I look back at Prof. Rogers, who's got one eyebrow raised at me, looking astounded, even a little taken aback at my interest and excitement. I flush with an instant anger, and drop my eyes. Why couldn't a bar owner be interested in robots, or engineering? I couldn't afford to go to this school, but it wasn't like running a business didn't take a certain amount of brains, and I liked to read, plus they were both actually really good patrons of my bar, and neither of them were shy about talking to me when I asked questions.

It was frankly old and super boring that folks looked at me funny when I said stuff that seemed too smart for what I did. Not wanting Rogers to see my anger, I walked over to the other side of the bar and started serving other people. I was particularly annoyed at him because he was married to Peggy Carter, for fuck's sake, and if there ever was a package that looked unlike the steel and sheer will underneath, I hadn't met her. I did catch out of the corner of my eye that he at least had the grace to look embarrassed.

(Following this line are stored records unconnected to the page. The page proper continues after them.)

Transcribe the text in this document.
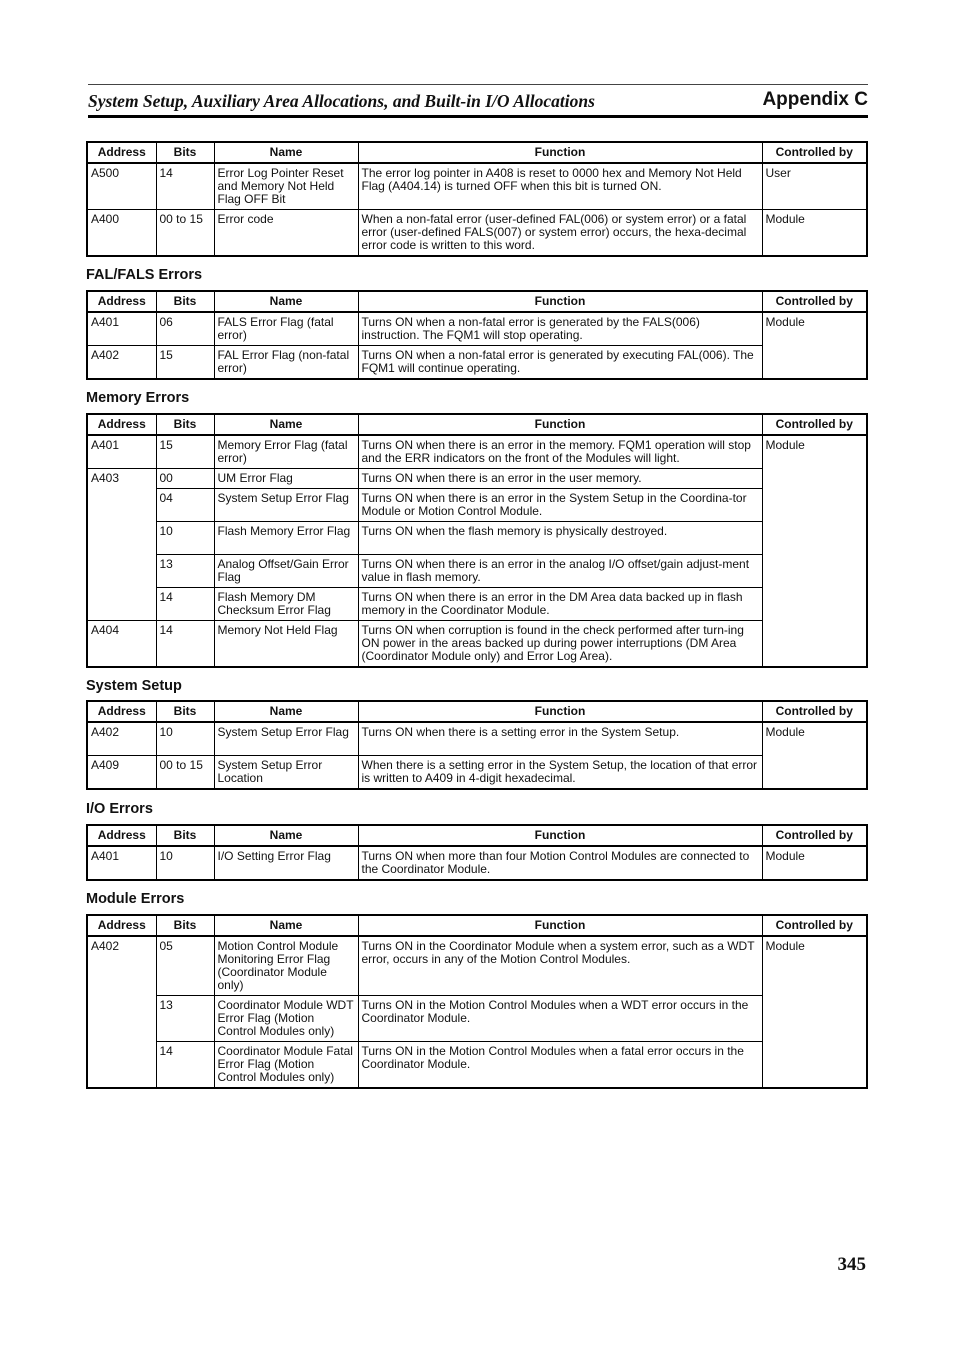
System Setup, Auxiliary Area Allocations, and Built-in I/O Allocations	Appendix C
Address	Bits	Name	Function	Controlled by
A500	14	Error Log Pointer Reset and Memory Not Held Flag OFF Bit	The error log pointer in A408 is reset to 0000 hex and Memory Not Held Flag (A404.14) is turned OFF when this bit is turned ON.	User
A400	00 to 15	Error code	When a non-fatal error (user-defined FAL(006) or system error) or a fatal error (user-defined FALS(007) or system error) occurs, the hexa-decimal error code is written to this word.	Module
FAL/FALS Errors
Address	Bits	Name	Function	Controlled by
A401	06	FALS Error Flag (fatal error)	Turns ON when a non-fatal error is generated by the FALS(006) instruction. The FQM1 will stop operating.	Module
A402	15	FAL Error Flag (non-fatal error)	Turns ON when a non-fatal error is generated by executing FAL(006). The FQM1 will continue operating.	
Memory Errors
Address	Bits	Name	Function	Controlled by
A401	15	Memory Error Flag (fatal error)	Turns ON when there is an error in the memory. FQM1 operation will stop and the ERR indicators on the front of the Modules will light.	Module
A403	00	UM Error Flag	Turns ON when there is an error in the user memory.	
	04	System Setup Error Flag	Turns ON when there is an error in the System Setup in the Coordina-tor Module or Motion Control Module.	
	10	Flash Memory Error Flag	Turns ON when the flash memory is physically destroyed.	
	13	Analog Offset/Gain Error Flag	Turns ON when there is an error in the analog I/O offset/gain adjust-ment value in flash memory.	
	14	Flash Memory DM Checksum Error Flag	Turns ON when there is an error in the DM Area data backed up in flash memory in the Coordinator Module.	
A404	14	Memory Not Held Flag	Turns ON when corruption is found in the check performed after turn-ing ON power in the areas backed up during power interruptions (DM Area (Coordinator Module only) and Error Log Area).	
System Setup
Address	Bits	Name	Function	Controlled by
A402	10	System Setup Error Flag	Turns ON when there is a setting error in the System Setup.	Module
A409	00 to 15	System Setup Error Location	When there is a setting error in the System Setup, the location of that error is written to A409 in 4-digit hexadecimal.	
I/O Errors
Address	Bits	Name	Function	Controlled by
A401	10	I/O Setting Error Flag	Turns ON when more than four Motion Control Modules are connected to the Coordinator Module.	Module
Module Errors
Address	Bits	Name	Function	Controlled by
A402	05	Motion Control Module Monitoring Error Flag (Coordinator Module only)	Turns ON in the Coordinator Module when a system error, such as a WDT error, occurs in any of the Motion Control Modules.	Module
	13	Coordinator Module WDT Error Flag (Motion Control Modules only)	Turns ON in the Motion Control Modules when a WDT error occurs in the Coordinator Module.	
	14	Coordinator Module Fatal Error Flag (Motion Control Modules only)	Turns ON in the Motion Control Modules when a fatal error occurs in the Coordinator Module.	
345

As he turned to hand Dr. Barnes a beer, I saw them clink the beers together with their left hands while their right hands reached casually entwine to play 'Thumb War' as well. Where they were, no one should have noticed it, but because I was mad at Rogers, and I was being hyperaware of him, I was looking, and I did see, and it hit me: Dr. JB Barnes, Professor Rogers and ADA Carter were all together. Like with each other as a triad together. At the very least Rogers was with both of the other two. And they played 'Thumb War' without looking at their hands. Like how was that even fair that they were all so stupidly cute?

I wracked my brains to see if I noticed Barnes doing that to Carter, but they were really careful, and I hadn't. I also knew at a gut level that Rogers wasn't cheating on Carter to be with Barnes. Don't tell me how, other than I knew that Rogers couldn't lie his way out of a paper sack, and that I'd seen enough of Barnes interacting with Carter to know that they couldn't, wouldn't lie to each other.

I was still annoyed at Rogers, but at the same time: flat out, completely jealous. Talk about squad goals, this was the sort of thing my queer, polyamorous heart couldn't take. (We wont talk about how long its been since I was in any relationship that wasn't battery operated.)

I kept serving beer and wine to the attendees, heartbroken and annoyed at what I realized about the three of them, heartbroken and annoyed at Rogers for not being perfect. For the rest of the evening, I worked, my smile never reaching past my lips, my eyes never seeing anyone's face.